Expensive Gift Idea for Travel Lovers: Luggage!

When my parents started buying pieces of luggage for me back in high school, I’ll easily admit that I was less than enthused.  A garment bag for a birthday, a carry-on for Hannukah — it really didn’t seem too exciting at the time, but my parents promised that I’d appreciate the pieces later on… and they were right.

10+ years later (*cough cough*), I’ve learned the importance of having high quality luggage.  Not only does it look a lot nicer, but the good stuff will last a really long time which is why it makes for great gifts for travel lovers.  Whether you’re rushing between business meetings or pulling your luggage along cobblestone roads in Europe, the last thing you’ll want is for your suitcases to fall apart.*

As for the brands that I prefer, I am partial to both Briggs & Riley and Tumi.  Tumi luggage tends to be a teensy bit heavier, but only my grandma thinks that the difference is noticeable.

luggage

Domestic Carry On Expandable Upright Briggs & Riley (left) and Frequent Traveler Zippered Expandable Carry-On Tumi (right)

If you don’t have a set of good luggage already, it’s not a bad idea to register for some as wedding gifts.  The three critical pieces that I recommend registering for are:

  • at least one expandable carry-on upright (like this or this),
  • one “large-but-not-too-large” upright (like this or this — the larger it is, the more likely you’ll surpass airline weight maximums), and
  • a nice laptop bag (like this or this)

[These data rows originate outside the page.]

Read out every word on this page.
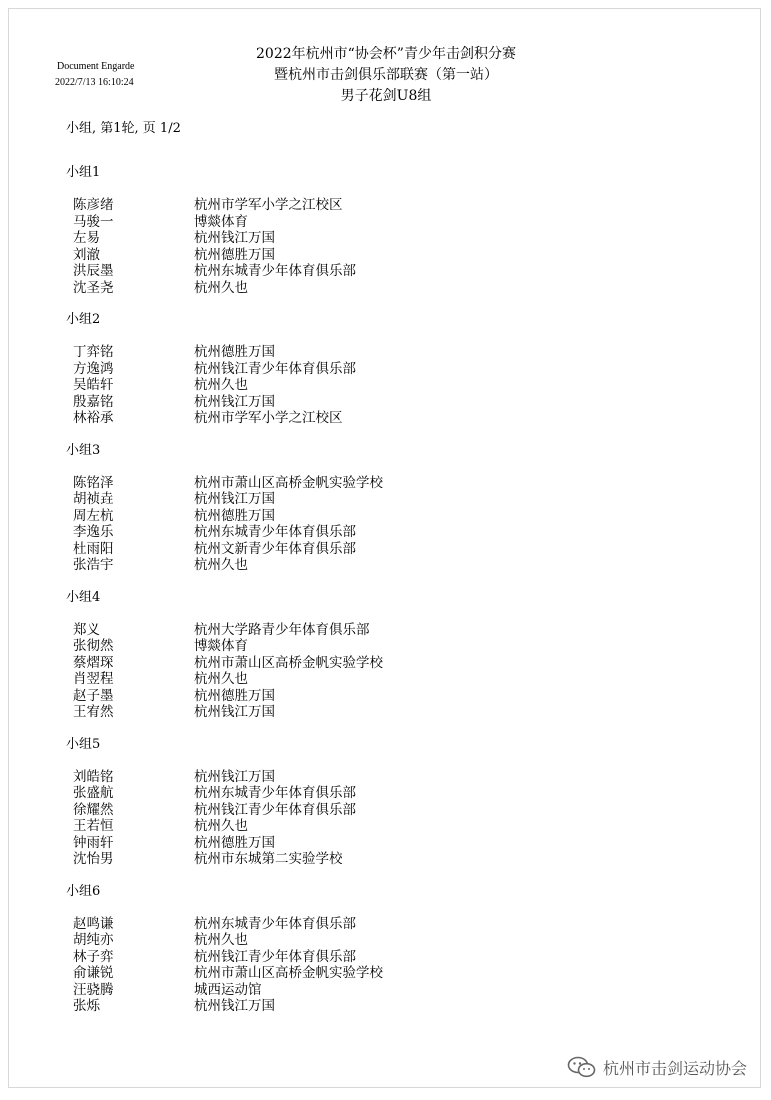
Document Engarde
2022/7/13 16:10:24
2022年杭州市“协会杯”青少年击剑积分赛
暨杭州市击剑俱乐部联赛（第一站）
男子花剑U8组
小组, 第1轮, 页 1/2
小组1
陈彦绪	杭州市学军小学之江校区
马骏一	博燚体育
左易	杭州钱江万国
刘澈	杭州德胜万国
洪辰墨	杭州东城青少年体育俱乐部
沈圣尧	杭州久也
小组2
丁弈铭	杭州德胜万国
方逸鸿	杭州钱江青少年体育俱乐部
吴皓轩	杭州久也
殷嘉铭	杭州钱江万国
林裕承	杭州市学军小学之江校区
小组3
陈铭泽	杭州市萧山区高桥金帆实验学校
胡祯垚	杭州钱江万国
周左杭	杭州德胜万国
李逸乐	杭州东城青少年体育俱乐部
杜雨阳	杭州文新青少年体育俱乐部
张浩宇	杭州久也
小组4
郑义	杭州大学路青少年体育俱乐部
张彻然	博燚体育
蔡熠琛	杭州市萧山区高桥金帆实验学校
肖翌程	杭州久也
赵子墨	杭州德胜万国
王宥然	杭州钱江万国
小组5
刘皓铭	杭州钱江万国
张盛航	杭州东城青少年体育俱乐部
徐耀然	杭州钱江青少年体育俱乐部
王若恒	杭州久也
钟雨轩	杭州德胜万国
沈怡男	杭州市东城第二实验学校
小组6
赵鸣谦	杭州东城青少年体育俱乐部
胡纯亦	杭州久也
林子弈	杭州钱江青少年体育俱乐部
俞谦锐	杭州市萧山区高桥金帆实验学校
汪骁腾	城西运动馆
张烁	杭州钱江万国
杭州市击剑运动协会
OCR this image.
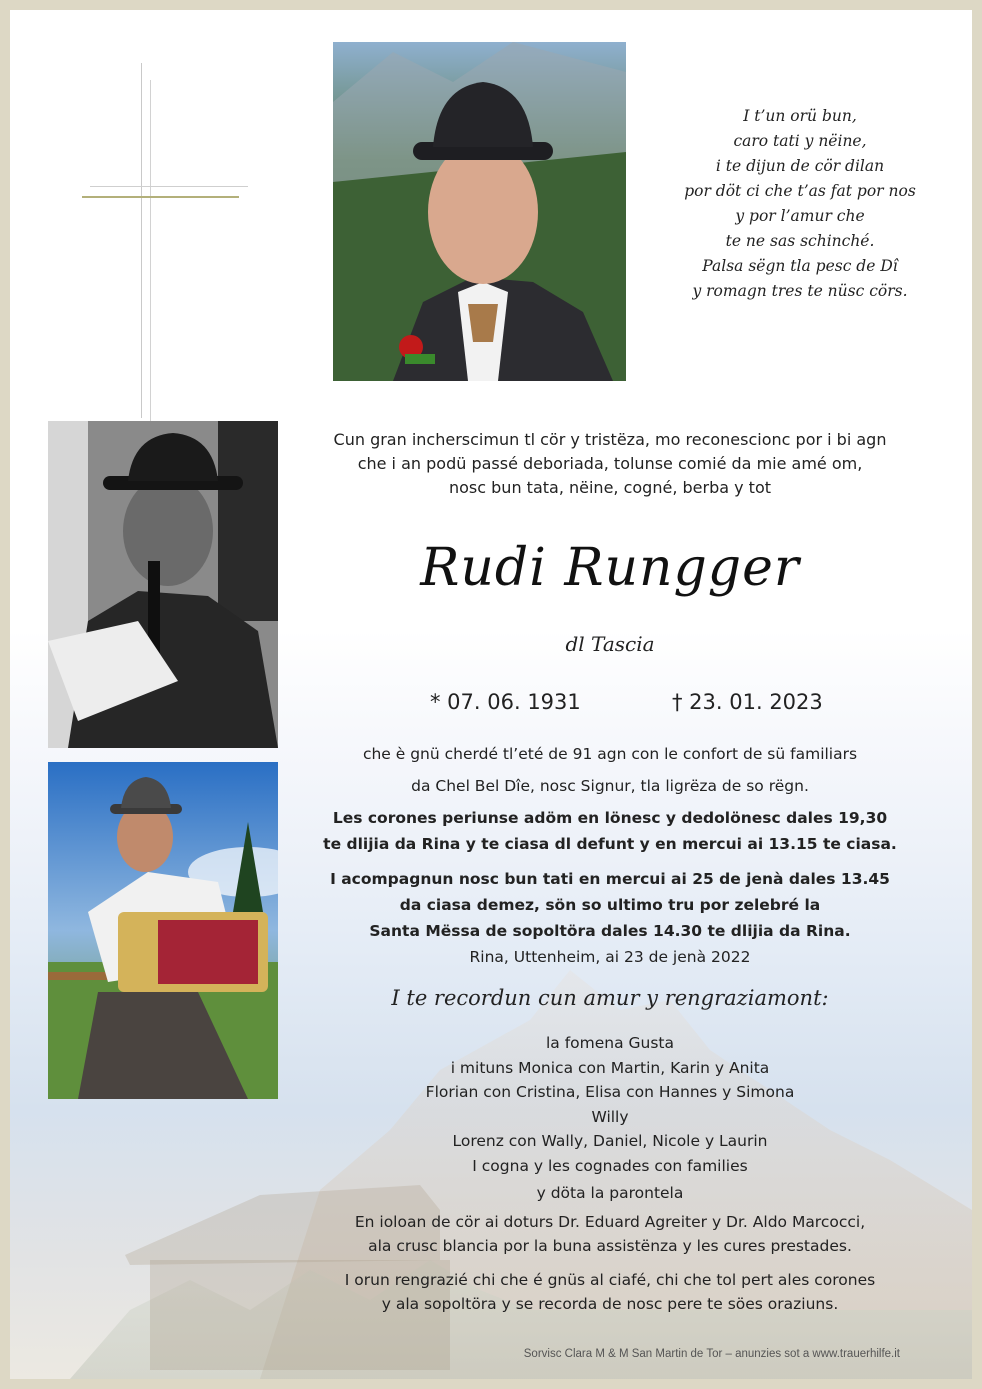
I t’un orü bun,
caro tati y nëine,
i te dijun de cör dilan
por döt ci che t’as fat por nos
y por l’amur che
te ne sas schinché.
Palsa sëgn tla pesc de Dî
y romagn tres te nüsc cörs.
Cun gran incherscimun tl cör y tristëza, mo reconescionc por i bi agn
che i an podü passé deboriada, tolunse comié da mie amé om,
nosc bun tata, nëine, cogné, berba y tot
Rudi Rungger
dl Tascia
* 07. 06. 1931	† 23. 01. 2023
che è gnü cherdé tl’eté de 91 agn con le confort de sü familiars
da Chel Bel Dîe, nosc Signur, tla ligrëza de so rëgn.
Les corones periunse adöm en lönesc y dedolönesc dales 19,30
te dlijia da Rina y te ciasa dl defunt y en mercui ai 13.15 te ciasa.
I acompagnun nosc bun tati en mercui ai 25 de jenà dales 13.45
da ciasa demez, sön so ultimo tru por zelebré la
Santa Mëssa de sopoltöra dales 14.30 te dlijia da Rina.
Rina, Uttenheim, ai 23 de jenà 2022
I te recordun cun amur y rengraziamont:
la fomena Gusta
i mituns Monica con Martin, Karin y Anita
Florian con Cristina, Elisa con Hannes y Simona
Willy
Lorenz con Wally, Daniel, Nicole y Laurin
I cogna y les cognades con families
y döta la parontela
En ioloan de cör ai doturs Dr. Eduard Agreiter y Dr. Aldo Marcocci,
ala crusc blancia por la buna assistënza y les cures prestades.
I orun rengrazié chi che é gnüs al ciafé, chi che tol pert ales corones
y ala sopoltöra y se recorda de nosc pere te söes oraziuns.
Sorvisc Clara M & M San Martin de Tor – anunzies sot a www.trauerhilfe.it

And if you’re lucky enough to receive Tumi luggage, you can bring it back to one of their stores to get it monogrammed.

Happy travels!

_____________________

* I’ll always remember when I went on a teen trip to Israel many years ago and everyone else seemed to have the same Ciao! luggage from Costco.  It’s so silly now, but at the time I kind of felt left out being the only one who had a large nondescript Briggs & Riley rolling duffle bag.  But a funny thing happened toward the end of the second week of the trip.  Slowly but surely, everyone’s luggage started falling apart.  Handles were falling off, seams were ripping, wheels came unhinged, and by the end of the third week, it seemed like I was the only kid without duct tape holding my suitcase together in some way.  It was then that I began to realize how much I appreciated my seemingly lame birthday presents from my parents.